Not all types of training carry the same risk. The condition most commonly appears in men doing prolonged endurance activities: distance running, cycling, race walking, and triathlon training. Researchers have given it a specific name, the “exercise-hypogonadal male condition,” to distinguish it from other causes of low testosterone.

Roughly 15–25% of men doing chronic endurance training develop this profile. Their resting testosterone sits at the very low end of the clinically normal range, and in some cases dips into what would technically qualify as testosterone deficiency. These aren’t temporary post-workout drops. The suppression persists at rest and doesn’t appear to be a transient phenomenon tied to recent training sessions.

High-volume resistance training can also contribute, particularly when combined with caloric restriction or inadequate recovery. But the research consistently points to endurance training as the primary driver.

Symptoms Beyond Fatigue

The tricky part of overtraining-induced low testosterone is that many symptoms overlap with ordinary tiredness. Fatigue, poor sleep, irritability, and loss of motivation are common in anyone who’s training hard. But when testosterone drops far enough, additional signs emerge that point to something more than just needing a rest day.

These include reduced libido, erectile dysfunction, difficulty concentrating, depressed mood, loss of muscle mass despite continued training, increased body fat (particularly around the abdomen), and reduced bone density over time. Insomnia, anxiety, restlessness, and waking up feeling unrefreshed are also characteristic of overtraining syndrome specifically. The combination of persistent performance decline with mood and sexual symptoms is what separates overtraining from normal hard training.

How Testosterone Is Measured

If you suspect overtraining has affected your hormones, a blood test for total and free testosterone is the starting point. However, diagnosing overtraining through hormone levels alone is unreliable. A systematic review of hormonal markers in overtrained athletes found that resting hormone levels, including testosterone, were mostly normal when looked at individually. No single hormone test was altered in more than half the studies reviewed.

The one marker that showed the most consistent change was the ratio of testosterone to cortisol (the body’s primary stress hormone). A decline of 30% or more from a person’s own baseline has historically been proposed as an indicator of insufficient recovery. But even this has limits: a 30% drop in the ratio doesn’t always correspond to a measurable decline in performance, and the ratio varies widely between individuals. It’s most useful when you have your own previous bloodwork to compare against, not as a standalone diagnostic tool.

Recovery Timeline

The good news is that overtraining-induced testosterone suppression is reversible. Because the problem originates in the brain’s signaling rather than damage to the testes, recovery is possible once the underlying stress is removed. That means reducing training volume, increasing caloric intake (especially if you’ve been in a deficit), and prioritizing sleep.

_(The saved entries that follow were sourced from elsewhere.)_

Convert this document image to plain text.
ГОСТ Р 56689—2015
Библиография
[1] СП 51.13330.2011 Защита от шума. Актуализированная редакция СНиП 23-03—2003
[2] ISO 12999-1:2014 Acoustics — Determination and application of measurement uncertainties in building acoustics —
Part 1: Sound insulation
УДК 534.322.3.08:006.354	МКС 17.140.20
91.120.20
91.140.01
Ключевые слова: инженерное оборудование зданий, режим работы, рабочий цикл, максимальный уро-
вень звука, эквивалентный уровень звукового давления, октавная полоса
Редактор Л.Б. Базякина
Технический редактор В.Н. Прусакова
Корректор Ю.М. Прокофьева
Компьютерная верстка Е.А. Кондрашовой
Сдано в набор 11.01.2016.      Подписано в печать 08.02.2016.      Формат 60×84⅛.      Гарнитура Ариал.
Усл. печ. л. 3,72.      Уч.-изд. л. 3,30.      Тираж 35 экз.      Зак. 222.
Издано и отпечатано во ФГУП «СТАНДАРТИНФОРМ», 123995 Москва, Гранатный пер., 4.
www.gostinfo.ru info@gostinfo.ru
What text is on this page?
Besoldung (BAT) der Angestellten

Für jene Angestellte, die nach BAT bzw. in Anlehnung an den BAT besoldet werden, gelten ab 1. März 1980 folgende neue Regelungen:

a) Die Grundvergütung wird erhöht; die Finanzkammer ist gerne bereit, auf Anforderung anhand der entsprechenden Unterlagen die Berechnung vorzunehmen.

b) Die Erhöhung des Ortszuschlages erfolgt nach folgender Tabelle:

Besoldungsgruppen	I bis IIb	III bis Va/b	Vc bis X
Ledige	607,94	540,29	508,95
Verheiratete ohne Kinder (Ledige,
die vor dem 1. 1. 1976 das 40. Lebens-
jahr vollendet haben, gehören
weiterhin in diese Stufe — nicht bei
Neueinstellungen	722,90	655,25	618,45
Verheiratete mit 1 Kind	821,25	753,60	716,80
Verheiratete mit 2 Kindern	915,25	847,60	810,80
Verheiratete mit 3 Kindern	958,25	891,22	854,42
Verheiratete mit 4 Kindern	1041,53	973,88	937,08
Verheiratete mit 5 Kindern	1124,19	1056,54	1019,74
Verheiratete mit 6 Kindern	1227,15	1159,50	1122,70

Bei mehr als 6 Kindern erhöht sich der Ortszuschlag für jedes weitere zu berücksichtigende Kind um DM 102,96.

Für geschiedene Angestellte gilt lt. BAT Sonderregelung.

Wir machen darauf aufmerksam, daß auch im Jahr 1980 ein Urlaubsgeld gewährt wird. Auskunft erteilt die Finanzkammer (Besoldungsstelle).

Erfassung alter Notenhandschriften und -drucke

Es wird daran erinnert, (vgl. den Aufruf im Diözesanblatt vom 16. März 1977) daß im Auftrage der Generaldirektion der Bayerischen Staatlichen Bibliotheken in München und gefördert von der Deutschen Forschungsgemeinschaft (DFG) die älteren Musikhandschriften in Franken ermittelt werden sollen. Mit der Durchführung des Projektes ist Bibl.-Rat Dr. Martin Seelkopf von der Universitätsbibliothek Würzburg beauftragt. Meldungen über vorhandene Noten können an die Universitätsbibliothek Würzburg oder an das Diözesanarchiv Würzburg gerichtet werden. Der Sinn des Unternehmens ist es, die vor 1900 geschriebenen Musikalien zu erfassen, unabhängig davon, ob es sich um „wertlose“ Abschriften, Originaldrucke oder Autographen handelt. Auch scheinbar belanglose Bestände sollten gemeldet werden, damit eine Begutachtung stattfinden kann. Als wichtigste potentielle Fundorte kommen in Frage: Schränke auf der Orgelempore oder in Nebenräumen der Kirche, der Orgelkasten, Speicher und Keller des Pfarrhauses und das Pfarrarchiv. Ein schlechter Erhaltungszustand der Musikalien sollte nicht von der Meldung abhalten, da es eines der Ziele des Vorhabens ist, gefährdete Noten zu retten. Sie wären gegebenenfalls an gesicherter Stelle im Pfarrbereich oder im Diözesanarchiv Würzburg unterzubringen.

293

There’s limited data on exact timelines specific to overtraining recovery, but research on other forms of secondary hypogonadism suggests that gonadotropin levels (LH and FSH) typically recover within 3 to 6 months once the suppressive stimulus is removed, with testosterone following a similar trajectory. Athletes with milder suppression may bounce back faster. Those who have been chronically overtrained and underfed for years may take longer, and full recovery depends on actually addressing the energy deficit rather than simply reducing mileage while continuing to undereat.

For most men, returning to a sustainable training load with proper nutrition is enough. The clinical case reports in the literature consistently show hormone normalization without any pharmaceutical intervention, as long as the athlete actually commits to recovery rather than cutting volume by 10% and hoping for the best.